Selon toutes vraisemblances, compte tenu notamment du mode de scrutin de liste à la proportionnelle, Ennahda ne devrait pas remporter de majorité absolue à l'assemblée et risque de se heurter à un front de formations laïques.

Les seuls résultats officiels disponibles concernent le vote des Tunisiens de l'étranger, qui votaient avant dimanche.

Sur les 18 sièges qu'ils devaient désigner, neuf sont allés à Ennahda, quatre au Congrès pour la république (gauche) de Moncef Marzouki, longtemps exilé en France, trois à l'Ettakatol, autre parti laïc.

Ennahda s'est attaché pendant toute la campagne à se présenter comme le représentant d'un islamisme modéré sur le modèle du parti AKP, au pouvoir en Turquie. Mais une partie de la population, soucieuse de préserver la laïcité historiquement attachée à la Tunisie indépendante, s'inquiète de la résurgence des islamistes.

Lundi soir, une cinquantaine de militants laïcs se sont réunis devant le siège de l'ISIE, réclamant des investigations sur des irrégularités dont ils accusent les islamistes.

"Je suis vraiment habitée par la peur et l'inquiétude face à ce résultat", témoigne Meriam Osmani, une journaliste tunisienne de 28 ans. "Les droits des femmes vont être rabotés et une fois qu'Ennahda aura formé une majorité à l'Assemblée constituante, on assistera au retour de la dictature", ajoute-t-elle.

En plus de la rédaction de la nouvelle constitution du pays, les 217 membres de l'assemblée élue dimanche devront former un nouveau gouvernement provisoire avant des élections législatives et présidentielle prévues l'année prochaine.

JOUR HISTORIQUE

Dimanche, Rachid Ghannouchi, chef de file d'Ennahda rentré en Tunisie après 22 ans d'exil en Grande-Bretagne, avait parlé de "jour historique". En sortant du bureau, il a été hué par des dizaines de personnes aux cris de "Dégage !" et "Tu es un terroriste et un assassin ! Rentre à Londres".

Ennahda se défend de vouloir imposer une application stricte des principes religieux à une société tunisienne habituée depuis la décolonisation à un mode de vie libéral.

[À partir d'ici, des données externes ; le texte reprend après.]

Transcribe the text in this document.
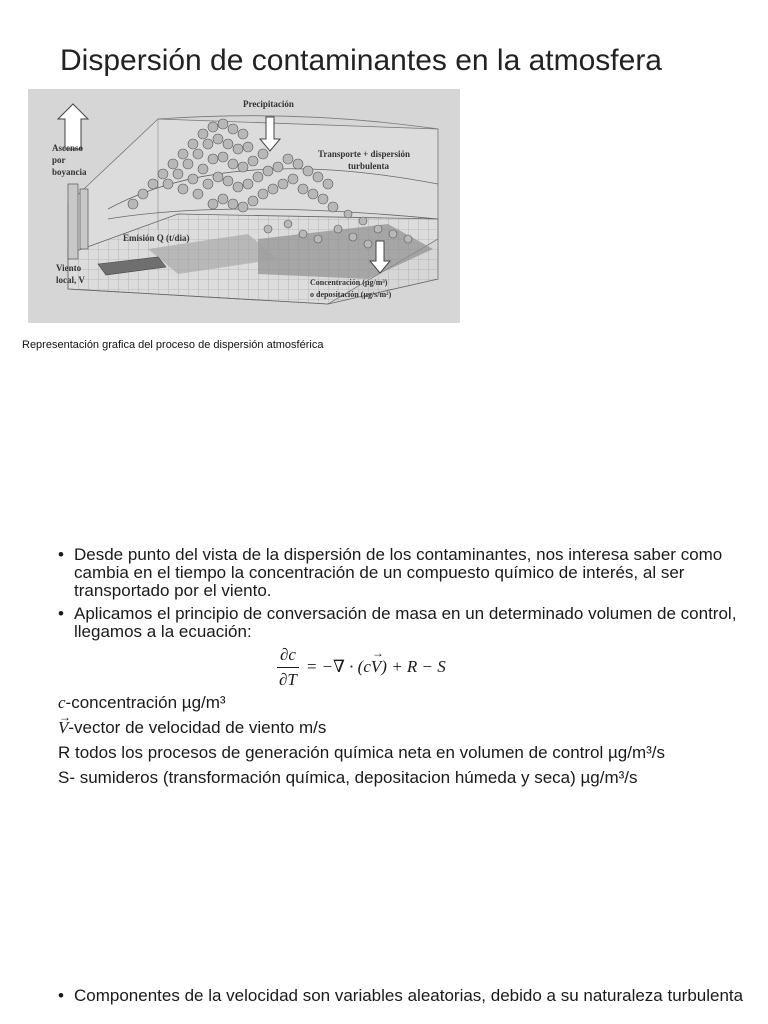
Dispersión de contaminantes en la atmosfera
Precipitación
Ascenso
por
boyancia
Transporte + dispersión
turbulenta
Emisión Q (t/dia)
Viento
local, V	Concentración (µg/m³)
o depositación (µg/s/m²)
Representación grafica del proceso de dispersión atmosférica
• Desde punto del vista de la dispersión de los contaminantes, nos interesa saber como cambia en el tiempo la concentración de un compuesto químico de interés, al ser transportado por el viento.
• Aplicamos el principio de conversación de masa en un determinado volumen de control, llegamos a la ecuación:
$\frac{\partial c}{\partial T}$ = −∇ · (c
→ V ) + R − S
c-concentración µg/m³
→ V-vector de velocidad de viento m/s
R todos los procesos de generación química neta en volumen de control µg/m³/s
S- sumideros (transformación química, depositacion húmeda y seca) µg/m³/s
• Componentes de la velocidad son variables aleatorias, debido a su naturaleza turbulenta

Pour les observateurs, le parti est tiraillé entre une direction modérée et une base parfois plus radicale.

"Ennahda a réussi là où nous avons échoué, nous devons nous restructurer, nous devons nous unir une nouvelle fois", a indiqué Riadh ben Fadhal, du Pôle démocratique moderniste (PDM, coalition de centre-gauche).

La communauté internationale suit aussi attentivement ces élections, qui pourraient fournir une indication des développements à attendre dans les bouleversements en cours dans le monde arabe.

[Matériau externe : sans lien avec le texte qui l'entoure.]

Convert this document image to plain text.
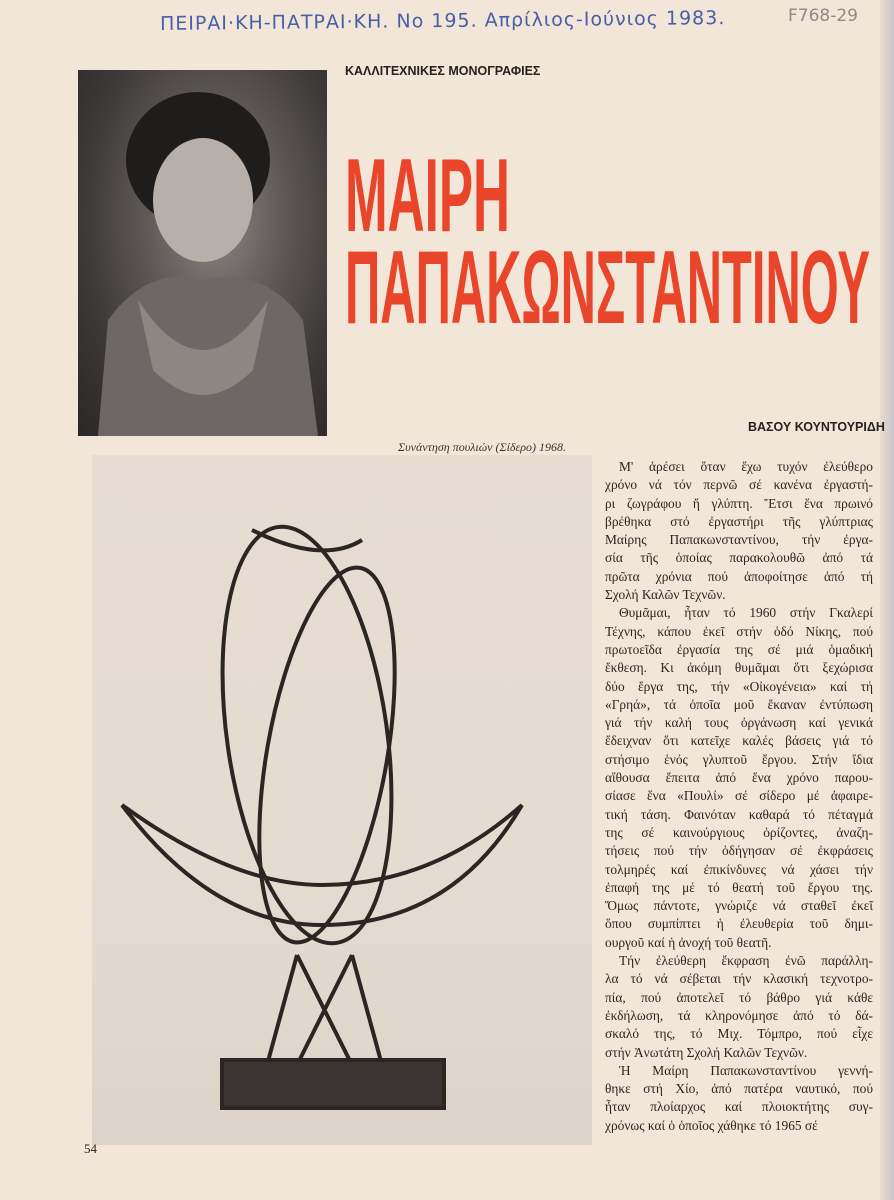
ΠΕΙΡΑΙ·ΚΗ-ΠΑΤΡΑΙ·ΚΗ. Νο 195. Απρίλιος-Ιούνιος 1983.	F768-29
ΚΑΛΛΙΤΕΧΝΙΚΕΣ ΜΟΝΟΓΡΑΦΙΕΣ
ΜΑΙΡΗ
ΠΑΠΑΚΩΝΣΤΑΝΤΙΝΟΥ
ΒΑΣΟΥ ΚΟΥΝΤΟΥΡΙΔΗ
Συνάντηση πουλιών (Σίδερο) 1968.
Μ' ἀρέσει ὅταν ἔχω τυχόν ἐλεύθερο
χρόνο νά τόν περνῶ σέ κανένα ἐργαστή-
ρι ζωγράφου ἤ γλύπτη. Ἔτσι ἕνα πρωινό
βρέθηκα στό ἐργαστήρι τῆς γλύπτριας
Μαίρης Παπακωνσταντίνου, τήν ἐργα-
σία τῆς ὁποίας παρακολουθῶ ἀπό τά
πρῶτα χρόνια πού ἀποφοίτησε ἀπό τή
Σχολή Καλῶν Τεχνῶν.
Θυμᾶμαι, ἦταν τό 1960 στήν Γκαλερί
Τέχνης, κάπου ἐκεῖ στήν ὁδό Νίκης, πού
πρωτοεῖδα ἐργασία της σέ μιά ὁμαδική
ἔκθεση. Κι ἀκόμη θυμᾶμαι ὅτι ξεχώρισα
δύο ἔργα της, τήν «Οἰκογένεια» καί τή
«Γρηά», τά ὁποῖα μοῦ ἔκαναν ἐντύπωση
γιά τήν καλή τους ὀργάνωση καί γενικά
ἔδειχναν ὅτι κατεῖχε καλές βάσεις γιά τό
στήσιμο ἑνός γλυπτοῦ ἔργου. Στήν ἴδια
αἴθουσα ἔπειτα ἀπό ἕνα χρόνο παρου-
σίασε ἕνα «Πουλί» σέ σίδερο μέ ἀφαιρε-
τική τάση. Φαινόταν καθαρά τό πέταγμά
της σέ καινούργιους ὁρίζοντες, ἀναζη-
τήσεις πού τήν ὁδήγησαν σέ ἐκφράσεις
τολμηρές καί ἐπικίνδυνες νά χάσει τήν
ἐπαφή της μέ τό θεατή τοῦ ἔργου της.
Ὅμως πάντοτε, γνώριζε νά σταθεῖ ἐκεῖ
ὅπου συμπίπτει ἡ ἐλευθερία τοῦ δημι-
ουργοῦ καί ἡ ἀνοχή τοῦ θεατῆ.
Τήν ἐλεύθερη ἔκφραση ἐνῶ παράλλη-
λα τό νά σέβεται τήν κλασική τεχνοτρο-
πία, πού ἀποτελεῖ τό βάθρο γιά κάθε
ἐκδήλωση, τά κληρονόμησε ἀπό τό δά-
σκαλό της, τό Μιχ. Τόμπρο, πού εἶχε
στήν Ἀνωτάτη Σχολή Καλῶν Τεχνῶν.
Ἡ Μαίρη Παπακωνσταντίνου γεννή-
θηκε στή Χίο, ἀπό πατέρα ναυτικό, πού
ἦταν πλοίαρχος καί πλοιοκτήτης συγ-
χρόνως καί ὁ ὁποῖος χάθηκε τό 1965 σέ
54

A Washington, Barack Obama a déclaré que la révolution tunisienne, déclenchée le 17 décembre dernier par l'immolation du jeune Mohamed Bouazizi en geste de désespoir face au chômage et à la répression, avait "changé le cours de l'Histoire".

Le secrétaire général de l'Onu, Ban Ki-moon, a salué lui le déroulement pacifique des élections et appelé "les parties prenantes à rester attachées aux principes de transparence durant les prochaines phases de la transition".

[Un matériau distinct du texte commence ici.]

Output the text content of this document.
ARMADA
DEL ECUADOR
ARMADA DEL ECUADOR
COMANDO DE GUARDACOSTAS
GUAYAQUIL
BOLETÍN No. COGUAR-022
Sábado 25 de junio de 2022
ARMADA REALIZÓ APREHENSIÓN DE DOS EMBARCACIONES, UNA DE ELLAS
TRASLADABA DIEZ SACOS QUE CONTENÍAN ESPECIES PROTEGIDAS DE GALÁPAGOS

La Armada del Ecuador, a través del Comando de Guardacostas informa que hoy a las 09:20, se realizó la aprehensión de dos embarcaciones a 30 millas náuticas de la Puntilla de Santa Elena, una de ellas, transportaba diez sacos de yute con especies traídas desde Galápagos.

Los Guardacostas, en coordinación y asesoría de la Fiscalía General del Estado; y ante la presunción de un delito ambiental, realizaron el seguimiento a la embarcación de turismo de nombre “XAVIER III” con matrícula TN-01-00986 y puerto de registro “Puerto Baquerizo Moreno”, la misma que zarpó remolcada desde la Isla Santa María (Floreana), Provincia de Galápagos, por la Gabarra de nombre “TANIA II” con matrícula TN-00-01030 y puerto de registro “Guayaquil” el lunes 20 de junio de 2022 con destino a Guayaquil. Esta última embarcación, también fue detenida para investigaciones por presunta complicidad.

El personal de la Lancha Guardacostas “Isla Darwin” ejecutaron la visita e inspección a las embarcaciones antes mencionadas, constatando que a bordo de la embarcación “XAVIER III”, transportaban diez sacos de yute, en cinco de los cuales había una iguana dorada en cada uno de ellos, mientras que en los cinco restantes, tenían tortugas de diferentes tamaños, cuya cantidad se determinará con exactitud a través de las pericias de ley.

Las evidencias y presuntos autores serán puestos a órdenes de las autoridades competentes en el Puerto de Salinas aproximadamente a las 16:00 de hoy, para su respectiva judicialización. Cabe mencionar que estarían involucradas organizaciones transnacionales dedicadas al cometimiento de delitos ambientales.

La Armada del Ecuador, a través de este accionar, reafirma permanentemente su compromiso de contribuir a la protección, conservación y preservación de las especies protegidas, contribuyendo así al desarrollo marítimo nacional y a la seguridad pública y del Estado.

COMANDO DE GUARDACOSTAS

Si elle était confirmée, la victoire d'Ennahda serait le premier succès enregistré par une formation islamiste dans le monde arabe depuis la victoire du Hamas aux élections législatives palestiniennes de 2006.

En décembre 1991, le Front islamique du Salut (Fis) avait remporté le premier tour des élections législatives algériennes mais le scrutin avait été annulé entre les deux tours par l'armée.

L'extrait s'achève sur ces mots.